В момент ее кончины старый порядок в Европе хотя и вел упорную борьбу с принципами 1789 г., но всюду терпел неудачи.
В. Н. Бочкарев
IV. Русское общество Екатерининской эпохи и французская революция
В. Н. Бочкарева
ще задолго до грозных событий 1789 г. современники отмечали брожение умов во Франции и констатировали наличность революционного настроения во французском обществе. Так постоянный корреспондент императрицы Екатерины барон Гримм уже в 1768 г. характеризует это настроение, как «беспокойное брожение, напоминающее эпоху реформации и предвещающее неизбежное наступление революции». А несколько лет спустя тот же Гримм в одном из своих писем к Екатерине от 1775 г. полуиронически замечает: «Теперь нет такого школьника, который бы не проектировал, едва сойдя со школьной скамьи, новой системы государственного устройства; нет писателя, который бы не считал себя обязанным внушить земным властям, как им лучше всего управлять своим государством». Гримм не представлял из себя какого-либо исключения. О страшном волнении во французском обществе писал императрице в 1778 г. и граф И. Чернышев, русский посол при Версальском дворе. «Никто не может предвидеть, — читаем мы в этом письме, — куда поведет это брожение умов».
Бастилия (гравюра Volkaert)
С этими отзывами графа Чернышева и других лиц, долго живших во Франции, интересно сопоставить наблюдения русских путешественников конца 70-х гг.

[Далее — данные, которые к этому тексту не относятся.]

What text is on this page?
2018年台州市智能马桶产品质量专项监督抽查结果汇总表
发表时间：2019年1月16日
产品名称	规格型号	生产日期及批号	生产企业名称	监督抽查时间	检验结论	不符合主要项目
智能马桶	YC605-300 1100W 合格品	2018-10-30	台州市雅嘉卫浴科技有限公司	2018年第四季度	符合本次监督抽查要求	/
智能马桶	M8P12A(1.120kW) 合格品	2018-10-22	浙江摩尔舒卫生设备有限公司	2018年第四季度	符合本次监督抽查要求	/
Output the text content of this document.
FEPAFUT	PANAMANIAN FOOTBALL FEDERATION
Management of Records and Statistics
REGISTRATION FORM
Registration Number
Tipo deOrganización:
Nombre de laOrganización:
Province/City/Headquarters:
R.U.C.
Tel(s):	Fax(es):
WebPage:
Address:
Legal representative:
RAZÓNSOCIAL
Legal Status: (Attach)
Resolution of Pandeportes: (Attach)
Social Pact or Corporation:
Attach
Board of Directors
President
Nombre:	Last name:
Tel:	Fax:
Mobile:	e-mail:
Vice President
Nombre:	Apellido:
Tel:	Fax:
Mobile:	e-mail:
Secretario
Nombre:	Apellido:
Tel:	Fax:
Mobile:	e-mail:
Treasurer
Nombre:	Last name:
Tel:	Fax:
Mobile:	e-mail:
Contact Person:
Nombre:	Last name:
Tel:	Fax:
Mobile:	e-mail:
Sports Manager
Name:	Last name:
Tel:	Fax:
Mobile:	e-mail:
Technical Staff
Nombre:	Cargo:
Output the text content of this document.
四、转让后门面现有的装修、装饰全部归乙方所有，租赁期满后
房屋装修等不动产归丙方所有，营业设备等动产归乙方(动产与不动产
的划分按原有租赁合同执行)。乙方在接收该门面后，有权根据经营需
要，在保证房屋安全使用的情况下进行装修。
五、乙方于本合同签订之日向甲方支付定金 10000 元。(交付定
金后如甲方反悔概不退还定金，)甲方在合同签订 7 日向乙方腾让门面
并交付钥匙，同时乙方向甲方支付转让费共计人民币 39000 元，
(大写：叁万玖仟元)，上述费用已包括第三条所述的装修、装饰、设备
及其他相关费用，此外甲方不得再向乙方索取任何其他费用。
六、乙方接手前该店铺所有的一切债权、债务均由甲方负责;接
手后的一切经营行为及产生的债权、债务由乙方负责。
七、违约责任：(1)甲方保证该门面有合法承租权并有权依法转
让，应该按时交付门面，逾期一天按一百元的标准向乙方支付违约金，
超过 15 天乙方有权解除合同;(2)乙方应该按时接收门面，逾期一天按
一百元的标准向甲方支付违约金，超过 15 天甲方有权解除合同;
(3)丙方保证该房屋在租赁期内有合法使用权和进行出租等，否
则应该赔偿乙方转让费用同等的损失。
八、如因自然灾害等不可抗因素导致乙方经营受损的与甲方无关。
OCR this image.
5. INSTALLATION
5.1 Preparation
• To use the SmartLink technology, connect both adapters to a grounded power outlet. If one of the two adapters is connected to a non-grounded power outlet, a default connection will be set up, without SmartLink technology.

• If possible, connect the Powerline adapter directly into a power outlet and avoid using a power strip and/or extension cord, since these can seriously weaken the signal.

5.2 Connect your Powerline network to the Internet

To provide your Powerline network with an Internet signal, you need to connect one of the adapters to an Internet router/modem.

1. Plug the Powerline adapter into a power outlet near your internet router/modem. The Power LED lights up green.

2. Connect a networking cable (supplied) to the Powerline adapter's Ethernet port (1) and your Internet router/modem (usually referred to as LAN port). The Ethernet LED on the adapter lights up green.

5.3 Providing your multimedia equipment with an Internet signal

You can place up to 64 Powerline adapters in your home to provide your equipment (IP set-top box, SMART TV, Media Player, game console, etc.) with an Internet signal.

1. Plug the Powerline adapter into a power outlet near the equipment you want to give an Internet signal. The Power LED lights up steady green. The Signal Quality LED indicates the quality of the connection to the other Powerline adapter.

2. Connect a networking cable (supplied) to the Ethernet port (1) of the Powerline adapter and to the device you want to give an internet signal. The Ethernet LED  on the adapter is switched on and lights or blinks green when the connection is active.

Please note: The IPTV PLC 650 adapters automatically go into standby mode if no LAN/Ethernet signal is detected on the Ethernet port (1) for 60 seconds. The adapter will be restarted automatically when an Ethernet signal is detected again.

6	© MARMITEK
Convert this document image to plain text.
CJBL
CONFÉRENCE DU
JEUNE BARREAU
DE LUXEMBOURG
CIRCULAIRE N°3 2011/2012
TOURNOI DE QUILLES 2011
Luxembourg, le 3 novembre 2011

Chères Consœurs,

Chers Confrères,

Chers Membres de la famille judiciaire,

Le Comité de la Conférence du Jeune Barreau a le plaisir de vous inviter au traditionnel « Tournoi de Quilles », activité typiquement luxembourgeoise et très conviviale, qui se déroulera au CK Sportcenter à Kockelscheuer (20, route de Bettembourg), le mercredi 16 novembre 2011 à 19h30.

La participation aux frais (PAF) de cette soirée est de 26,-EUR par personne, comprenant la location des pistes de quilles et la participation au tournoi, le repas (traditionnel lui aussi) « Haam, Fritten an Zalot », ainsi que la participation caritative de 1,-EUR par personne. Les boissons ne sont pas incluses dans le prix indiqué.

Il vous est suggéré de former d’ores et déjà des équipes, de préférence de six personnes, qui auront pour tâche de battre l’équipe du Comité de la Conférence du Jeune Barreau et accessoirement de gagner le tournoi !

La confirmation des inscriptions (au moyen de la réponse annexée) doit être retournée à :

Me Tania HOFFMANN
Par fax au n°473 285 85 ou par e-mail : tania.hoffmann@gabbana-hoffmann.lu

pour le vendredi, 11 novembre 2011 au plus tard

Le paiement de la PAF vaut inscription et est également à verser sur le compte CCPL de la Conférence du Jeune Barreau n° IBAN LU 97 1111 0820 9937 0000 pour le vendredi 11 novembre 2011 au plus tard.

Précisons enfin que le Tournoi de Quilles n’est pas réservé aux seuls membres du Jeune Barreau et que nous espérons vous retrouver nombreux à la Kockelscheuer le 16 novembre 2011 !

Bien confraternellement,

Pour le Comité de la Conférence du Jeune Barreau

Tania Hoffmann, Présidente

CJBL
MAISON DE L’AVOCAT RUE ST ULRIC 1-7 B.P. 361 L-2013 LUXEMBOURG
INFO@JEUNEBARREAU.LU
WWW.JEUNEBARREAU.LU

Так, в письмах Д. И. Фонвизина к сестре и графу Панину от 1777–78 гг. мы встречам довольно много замечаний о современном общественном и политическом строе Франции. «Первое право каждого француза, — по его словам, — есть вольность, но истинное настоящее его состояние есть рабство; ибо бедный человек не может снискивать своего пропитания иначе, как рабскою работою, а если захочет пользоваться драгоценною своею вольностью, то должен будет умереть с голоду. Словом, вольность есть пустое имя, и право сильного остается правом превыше всех законов». Возвращаясь к тому же предмету в другом своем письме Фонвнзин приходит к заключению, что следует различать вольность по праву от действительной вольности. «Наш народ, — говорит он, — не имеет первой, но последнею во многом наслаждается». От наблюдательного русского путешественника не ускользнули темные стороны старой французской монархии. «Король хотя и ограничен законами, — читаем в одном из писем Фонвизина, — но имеет в руках всю силу попирать законы». Однако, несмотря на это, народная масса обнаруживала вполне искренний патриотизм и неподдельную лояльность. «Все они с восхищением, — замечает Фонвизин о французах, — так привязаны к своему отечеству, что лучше согласятся умереть, нежели его оставить. Последний трубочист вне себя от радости, коли увидит короля своего; он кряхтит от подати, ропщет, однако последнюю копейку платит во мнении, что тем пособляет своему отечеству». В заключение он прибавляет: «Коли что здесь действительно почтить и коли всем перенимать здесь надобно, то, конечно, любовь к отечеству и государю своему». Почти к одинаковому выводу приходить и княгиня Е. Р. Дашкова, которая во время своего пребывания в Париже в конце 70-х гг. вращалась в самом избранном обществе. «Патриотический энтузиазм, — пишет она в своих мемуарах, — еще был национальной гордостью; идея о монархе и гильотине еще так была темна, что Людовик, хотя исподтишка и называли его „королем по ошибке“, был предметом народного обоготворения».